Putin spoke at the final plenary session of the current lower house of parliament before a summer recess and new elections in September. Putin’s own United Russia party are doing poorly in polls with a June survey showing support for the party was at its lowest point this year (35 percent) and dropping, while the Communist Party of Russia and the far-right, nationalist Liberal Democrat Party of Russia were gathering momentum.

Putin began his address on Wednesday with a sombre reminder that the day marked the anniversary of Nazi Germany’s invasion of the Soviet Union during World War II.

The attack, known as Operation Barbarossa, marked the end of the Nazi-Soviet pact to split power over Eastern Europe without fighting one another and dragged Moscow into the conflict. Putin offered a slightly different order of events, however.

“It was the Nazis who unleashed this war,” Putin told lawmakers, after asking them to stand for a minute’s silence in honour of the dead. “Their ideology of hatred, blind faith in their own exceptional nature and infallibility, and desire for world domination led to the 20th century’s greatest tragedy.”

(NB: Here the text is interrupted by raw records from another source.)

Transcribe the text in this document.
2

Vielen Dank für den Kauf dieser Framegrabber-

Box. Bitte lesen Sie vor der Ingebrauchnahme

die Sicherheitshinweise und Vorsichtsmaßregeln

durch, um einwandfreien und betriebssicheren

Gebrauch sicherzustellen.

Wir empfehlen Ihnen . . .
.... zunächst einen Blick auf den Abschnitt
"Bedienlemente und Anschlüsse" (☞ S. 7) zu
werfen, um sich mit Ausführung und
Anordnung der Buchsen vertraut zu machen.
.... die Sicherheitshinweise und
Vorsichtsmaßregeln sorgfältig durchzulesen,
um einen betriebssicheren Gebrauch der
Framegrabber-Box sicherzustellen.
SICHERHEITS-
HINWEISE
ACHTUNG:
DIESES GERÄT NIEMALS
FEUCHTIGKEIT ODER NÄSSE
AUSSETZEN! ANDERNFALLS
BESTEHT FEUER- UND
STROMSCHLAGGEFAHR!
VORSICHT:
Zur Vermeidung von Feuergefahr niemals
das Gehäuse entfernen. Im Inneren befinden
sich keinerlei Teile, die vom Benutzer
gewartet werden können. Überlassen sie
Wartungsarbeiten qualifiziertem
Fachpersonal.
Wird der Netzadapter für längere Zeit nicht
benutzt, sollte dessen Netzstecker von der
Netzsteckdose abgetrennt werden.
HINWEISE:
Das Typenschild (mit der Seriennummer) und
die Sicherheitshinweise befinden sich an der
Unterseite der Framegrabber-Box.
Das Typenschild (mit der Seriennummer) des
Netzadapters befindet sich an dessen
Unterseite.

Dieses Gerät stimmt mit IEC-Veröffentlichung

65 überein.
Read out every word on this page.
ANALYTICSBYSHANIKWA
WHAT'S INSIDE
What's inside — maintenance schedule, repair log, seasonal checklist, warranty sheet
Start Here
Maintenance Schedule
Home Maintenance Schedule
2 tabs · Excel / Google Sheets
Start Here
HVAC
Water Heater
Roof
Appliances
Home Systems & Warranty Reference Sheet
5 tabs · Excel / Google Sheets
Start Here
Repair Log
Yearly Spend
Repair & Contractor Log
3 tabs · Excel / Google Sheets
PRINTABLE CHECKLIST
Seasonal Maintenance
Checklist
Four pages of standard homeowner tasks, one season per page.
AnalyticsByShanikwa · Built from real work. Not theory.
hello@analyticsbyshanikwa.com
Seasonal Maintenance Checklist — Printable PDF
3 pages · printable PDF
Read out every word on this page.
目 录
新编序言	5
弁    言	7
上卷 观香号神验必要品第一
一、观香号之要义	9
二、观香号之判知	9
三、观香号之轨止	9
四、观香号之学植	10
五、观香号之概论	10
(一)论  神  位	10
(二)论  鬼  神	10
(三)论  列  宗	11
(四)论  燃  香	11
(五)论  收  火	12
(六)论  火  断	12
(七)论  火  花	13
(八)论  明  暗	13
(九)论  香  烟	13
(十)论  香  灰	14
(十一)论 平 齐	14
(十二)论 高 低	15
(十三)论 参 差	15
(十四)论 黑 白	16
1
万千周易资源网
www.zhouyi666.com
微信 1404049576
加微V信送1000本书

“The principal lesson of that war is well known” Putin said. “It could have been stopped if efforts had been made to firmly rein in the Nazis and their accomplices’ wild ambitions in time. But this did not happen. Our country, the Soviet Union, made direct proposals for joint action and collective defence, but these proposals were simply left hanging.”

Putin accused the global community of underestimating Nazism and “certain Western governments” of failing to admit that Nazism was arising in Western Europe and of doing the same today with the rise of “terrorism.”

“This common threat is spreading its danger before our very eyes,” Putin said. “We must create a modern collective security system beyond blocs and with all countries on an equal footing. Russia is open to discussions on this most important issue and has repeatedly stated its readiness for dialogue. For now though, as was the case on the eve of World War II, we see no positive response.”

The Kremlin has pushed for Western and Middle Eastern states to join efforts of the Syrian government to crackdown on militant groups, though many have refused, objecting to the authoritarian regime of Syrian President Bashar Assad.

Putin accused NATO of “stepping up its aggressive rhetoric” and vowed that Russia will increase its military capabilities in response.

The Russian president has repeatedly been accused of playing up Moscow’s role in combatting Nazism in World War II, but whitewashing the initial partnership with Adolf Hitler, the subsequent occupation of the likes of Poland and the Baltics, as well as the repressions of the Soviet government that followed.